A precise definition may depend on who you ask, but CDOs are generally given responsibility for identifying digital business opportunities and overseeing the changes needed to take them.
“25% of medium-sized to large companies now have a CDO, up from 18% in 2016 and 17% in 2015.”
Management consultancy McKinsey has called the CDO the “transformer in chief”, charged with managing comprehensive changes that address everything from updating how a company works to building out entirely new businesses.
A quarter of medium-sized to large companies now have a CDO, according to a survey of 4,498 CIOs across 86 countries released this week by Harvey Nash and KPMG. That’s up from 18% last year and 17% in 2015.
“After something of a lull last year, CDO roles are being filled in ever greater numbers,” said Harvey Nash’s Jonathan Mitchell, who noted there’s now three times as many CDOs around than there were three years ago.
The advance of the CDO is somewhat controversial. Functions can, and often do, overlap with many of those performed by other senior executives, such as Chief Information Officers, Chief Customer Officers, Chief Marketing Officers and Chief Strategy Officers. So the capacity for power struggles is large.
Some CIOs aren’t happy, including SAIC’s Bob Fecteau. He recently told the Enterprisers Project that CDOs and similar positions like Chief Knowledge Officers indicate that people like himself aren’t fully empowered or trusted.

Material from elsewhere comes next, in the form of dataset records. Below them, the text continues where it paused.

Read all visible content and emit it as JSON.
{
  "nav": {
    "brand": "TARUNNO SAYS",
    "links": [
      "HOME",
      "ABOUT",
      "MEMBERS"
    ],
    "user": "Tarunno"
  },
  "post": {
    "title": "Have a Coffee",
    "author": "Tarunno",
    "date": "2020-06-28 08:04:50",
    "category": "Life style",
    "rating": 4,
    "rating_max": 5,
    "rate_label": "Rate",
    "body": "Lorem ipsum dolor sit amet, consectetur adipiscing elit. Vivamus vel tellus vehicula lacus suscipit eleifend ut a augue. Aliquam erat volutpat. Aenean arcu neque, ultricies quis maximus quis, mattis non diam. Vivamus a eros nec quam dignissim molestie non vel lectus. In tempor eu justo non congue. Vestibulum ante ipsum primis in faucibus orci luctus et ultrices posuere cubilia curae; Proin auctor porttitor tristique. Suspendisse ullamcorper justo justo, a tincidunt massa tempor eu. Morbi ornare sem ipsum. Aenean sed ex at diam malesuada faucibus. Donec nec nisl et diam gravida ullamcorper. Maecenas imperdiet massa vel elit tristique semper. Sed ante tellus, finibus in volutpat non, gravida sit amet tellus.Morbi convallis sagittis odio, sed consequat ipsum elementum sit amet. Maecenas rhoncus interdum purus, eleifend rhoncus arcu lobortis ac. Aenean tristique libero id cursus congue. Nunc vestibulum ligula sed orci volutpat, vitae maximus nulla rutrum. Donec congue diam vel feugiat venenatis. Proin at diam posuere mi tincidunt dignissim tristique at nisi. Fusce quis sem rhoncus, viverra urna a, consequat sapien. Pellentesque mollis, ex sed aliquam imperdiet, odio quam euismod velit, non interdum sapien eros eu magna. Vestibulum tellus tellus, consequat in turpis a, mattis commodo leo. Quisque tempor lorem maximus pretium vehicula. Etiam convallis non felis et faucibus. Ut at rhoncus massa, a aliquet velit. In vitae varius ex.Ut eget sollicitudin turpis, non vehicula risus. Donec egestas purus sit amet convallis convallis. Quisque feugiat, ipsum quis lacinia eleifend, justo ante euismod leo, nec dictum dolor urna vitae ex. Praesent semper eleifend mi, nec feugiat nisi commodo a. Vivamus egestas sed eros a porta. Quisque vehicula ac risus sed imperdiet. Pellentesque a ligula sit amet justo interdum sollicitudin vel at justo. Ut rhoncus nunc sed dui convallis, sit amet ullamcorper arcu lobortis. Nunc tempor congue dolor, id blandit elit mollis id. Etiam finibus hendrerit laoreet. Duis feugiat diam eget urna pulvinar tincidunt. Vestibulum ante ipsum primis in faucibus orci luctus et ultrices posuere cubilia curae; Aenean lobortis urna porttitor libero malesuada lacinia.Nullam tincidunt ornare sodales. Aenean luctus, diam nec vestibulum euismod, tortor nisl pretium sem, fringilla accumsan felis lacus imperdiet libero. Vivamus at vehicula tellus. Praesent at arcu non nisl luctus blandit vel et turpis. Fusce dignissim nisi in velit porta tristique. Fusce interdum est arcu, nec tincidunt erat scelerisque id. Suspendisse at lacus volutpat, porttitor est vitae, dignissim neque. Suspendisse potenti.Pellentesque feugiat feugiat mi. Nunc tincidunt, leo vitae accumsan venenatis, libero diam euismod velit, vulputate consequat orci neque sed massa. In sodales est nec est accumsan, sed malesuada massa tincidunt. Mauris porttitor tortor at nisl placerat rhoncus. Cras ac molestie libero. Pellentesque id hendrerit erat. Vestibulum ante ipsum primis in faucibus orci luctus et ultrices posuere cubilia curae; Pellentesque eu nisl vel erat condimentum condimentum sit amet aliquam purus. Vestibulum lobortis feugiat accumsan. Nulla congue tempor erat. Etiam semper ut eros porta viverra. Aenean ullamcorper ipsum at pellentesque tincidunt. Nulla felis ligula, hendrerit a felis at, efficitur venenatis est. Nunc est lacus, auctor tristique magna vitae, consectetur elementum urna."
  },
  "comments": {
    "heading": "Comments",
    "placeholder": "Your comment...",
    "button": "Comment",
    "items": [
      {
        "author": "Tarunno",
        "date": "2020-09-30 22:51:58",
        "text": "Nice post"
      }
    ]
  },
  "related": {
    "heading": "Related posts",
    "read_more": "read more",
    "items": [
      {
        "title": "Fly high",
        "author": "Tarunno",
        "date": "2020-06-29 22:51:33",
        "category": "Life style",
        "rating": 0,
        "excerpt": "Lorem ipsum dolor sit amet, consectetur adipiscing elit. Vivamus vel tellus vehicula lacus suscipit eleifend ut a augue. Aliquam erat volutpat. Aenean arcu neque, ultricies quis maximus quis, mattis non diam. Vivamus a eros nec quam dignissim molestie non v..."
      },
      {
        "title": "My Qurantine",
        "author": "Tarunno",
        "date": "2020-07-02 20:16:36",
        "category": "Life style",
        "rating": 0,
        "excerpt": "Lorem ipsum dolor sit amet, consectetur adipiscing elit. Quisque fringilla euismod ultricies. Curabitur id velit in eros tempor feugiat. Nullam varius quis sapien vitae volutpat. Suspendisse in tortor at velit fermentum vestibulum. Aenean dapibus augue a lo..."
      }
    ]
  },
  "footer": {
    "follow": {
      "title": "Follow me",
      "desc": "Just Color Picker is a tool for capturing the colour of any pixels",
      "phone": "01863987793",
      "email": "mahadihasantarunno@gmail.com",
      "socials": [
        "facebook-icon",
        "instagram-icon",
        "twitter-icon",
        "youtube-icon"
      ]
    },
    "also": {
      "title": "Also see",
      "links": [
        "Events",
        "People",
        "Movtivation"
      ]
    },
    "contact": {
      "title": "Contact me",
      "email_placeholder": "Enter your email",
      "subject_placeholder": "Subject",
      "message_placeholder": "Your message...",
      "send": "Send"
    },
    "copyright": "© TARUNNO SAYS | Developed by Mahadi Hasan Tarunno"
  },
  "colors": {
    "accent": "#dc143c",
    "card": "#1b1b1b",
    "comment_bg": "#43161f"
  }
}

“Efforts to separate job responsibilities of the CIO like these serve to dilute the authority, the budget and the scope of the CIO’s responsibility,” Fecteau said. “It is imperative that we as leaders stop endorsing them in IT forums, publications and conferences as solution concepts that business leaders need and want to attempt or adopt.”
Unfortunately for the likes of Fecteau, hiring trends aren’t on his side, particularly in consumer-facing sectors such as media and retailing, which various studies show have the highest proportion of CDOs.
His concerns, however, are valid and companies tempted to hop aboard the CDO bandwagon must be prepared to mitigate against the risk of executive disputes, role duplication and strategy confusion.
An obvious solution would be to hire a CDO with good people skills. Far more critically, however, clear direction around task definition and role co-ordination needs to come from the most important three-letter combination in the mix: the CEO.